В задумчивости вновь поводил лучом фонаря вокруг — лес, кусты, болото. Всё казалось каким-то чужим, зловещим. И стоял один посреди этого безмолвия. Тут вдруг до меня дошло: «А ведь здесь, кроме деревьев, могут быть и звери. Мы ведь не зря ставили подписи в журнале по технике безопасности после нескольких инструктажей, где на одном из них минут пять нам твердили в разных формах — не выходить за огороженную территорию, особенно ночью».

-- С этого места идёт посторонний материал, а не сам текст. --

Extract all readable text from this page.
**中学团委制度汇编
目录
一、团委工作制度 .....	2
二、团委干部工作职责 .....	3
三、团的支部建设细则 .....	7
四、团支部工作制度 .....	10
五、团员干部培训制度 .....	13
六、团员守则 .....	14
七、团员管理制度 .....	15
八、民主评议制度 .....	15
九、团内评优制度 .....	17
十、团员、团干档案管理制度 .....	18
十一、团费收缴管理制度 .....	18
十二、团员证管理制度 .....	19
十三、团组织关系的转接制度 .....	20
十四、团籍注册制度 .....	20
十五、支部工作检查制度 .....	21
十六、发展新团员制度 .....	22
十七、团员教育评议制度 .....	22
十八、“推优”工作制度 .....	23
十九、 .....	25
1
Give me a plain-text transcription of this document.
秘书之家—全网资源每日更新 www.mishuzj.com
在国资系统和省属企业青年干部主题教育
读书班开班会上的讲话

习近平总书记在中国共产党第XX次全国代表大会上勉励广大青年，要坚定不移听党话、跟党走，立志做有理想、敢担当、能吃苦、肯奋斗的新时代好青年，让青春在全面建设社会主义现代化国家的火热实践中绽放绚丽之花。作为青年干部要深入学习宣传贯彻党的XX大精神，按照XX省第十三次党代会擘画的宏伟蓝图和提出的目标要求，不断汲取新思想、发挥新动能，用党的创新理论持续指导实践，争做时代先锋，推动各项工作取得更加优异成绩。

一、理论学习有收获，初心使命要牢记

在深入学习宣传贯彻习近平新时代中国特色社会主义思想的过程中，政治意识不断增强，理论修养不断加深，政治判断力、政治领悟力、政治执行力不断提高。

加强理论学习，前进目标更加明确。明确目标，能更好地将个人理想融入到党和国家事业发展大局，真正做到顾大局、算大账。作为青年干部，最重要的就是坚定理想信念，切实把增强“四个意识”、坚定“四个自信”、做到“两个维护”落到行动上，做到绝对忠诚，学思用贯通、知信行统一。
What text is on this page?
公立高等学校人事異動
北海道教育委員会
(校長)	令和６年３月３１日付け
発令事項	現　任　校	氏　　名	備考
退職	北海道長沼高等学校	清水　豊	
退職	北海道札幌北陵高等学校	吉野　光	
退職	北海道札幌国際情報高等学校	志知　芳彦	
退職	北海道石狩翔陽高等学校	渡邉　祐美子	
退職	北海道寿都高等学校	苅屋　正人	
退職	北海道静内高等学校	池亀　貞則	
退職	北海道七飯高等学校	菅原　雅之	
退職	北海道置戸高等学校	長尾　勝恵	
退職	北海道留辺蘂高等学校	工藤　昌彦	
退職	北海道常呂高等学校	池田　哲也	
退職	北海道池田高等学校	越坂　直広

На душе сразу же стало тревожно. Достал макаров из-за пояса и, оглянувшись, снял с предохранителя. Сжал рукоять крепче, чувствуя, как металл холодит ладонь. Тихо, стараясь не шуметь, вернулся к запасной двери, ведущей внутрь. Теперь нужно было решить, что делать дальше. Но уже ясно было одно — тут я один, и никто меня спасать совсем не торопится. Более того, ко мне пришла мысль о том, что вряд ли вообще кто-то пока знает, что я нахожусь тут. В противном случае всё должно было быть иначе и меня бы уже не только искали, но и, без сомнения, нашли. А раз этого не произошло, то очень вероятно, что никто меня искать и не собирается. А из этого следует лишь одно — выбираться из неприятности, в которую я ненароком угодил, мне предстоит самому.
В голове постепенно стал формироваться план. Сначала — переждать ночь. Утром рассветёт и всё станет значительно яснее. Тогда я смогу осмотреться, понять, где я, что вообще произошло и найти дорогу. Правда почти сразу же в этом плане обнаруживалась как минимум одна существенная проблема: никакой дороги я так и не увидел. В лесу, что простирался вокруг, даже намёка на неё не было. Местность над объектом выглядела так, будто здесь никогда не ступала нога человека. Ни следов, ни старых троп, ни опорных линий. Конечно, для секретного объекта такая маскировка была плюсом, но ведь не до такой же степени! Когда нас сюда привезли, никто не завязывал нам глаза. Я видел сверху здания, асфальт, КПП, забор с колючей проволокой. А теперь — ничего этого не было. Ни намёка, что то место, куда нас привезли, вообще когда-то существовало.
Из всего этого можно было сделать крайне необычный, но вполне логичный вывод: после или во время аномального землетрясения объект сдвинулся, переместившись в какую-то другую местность.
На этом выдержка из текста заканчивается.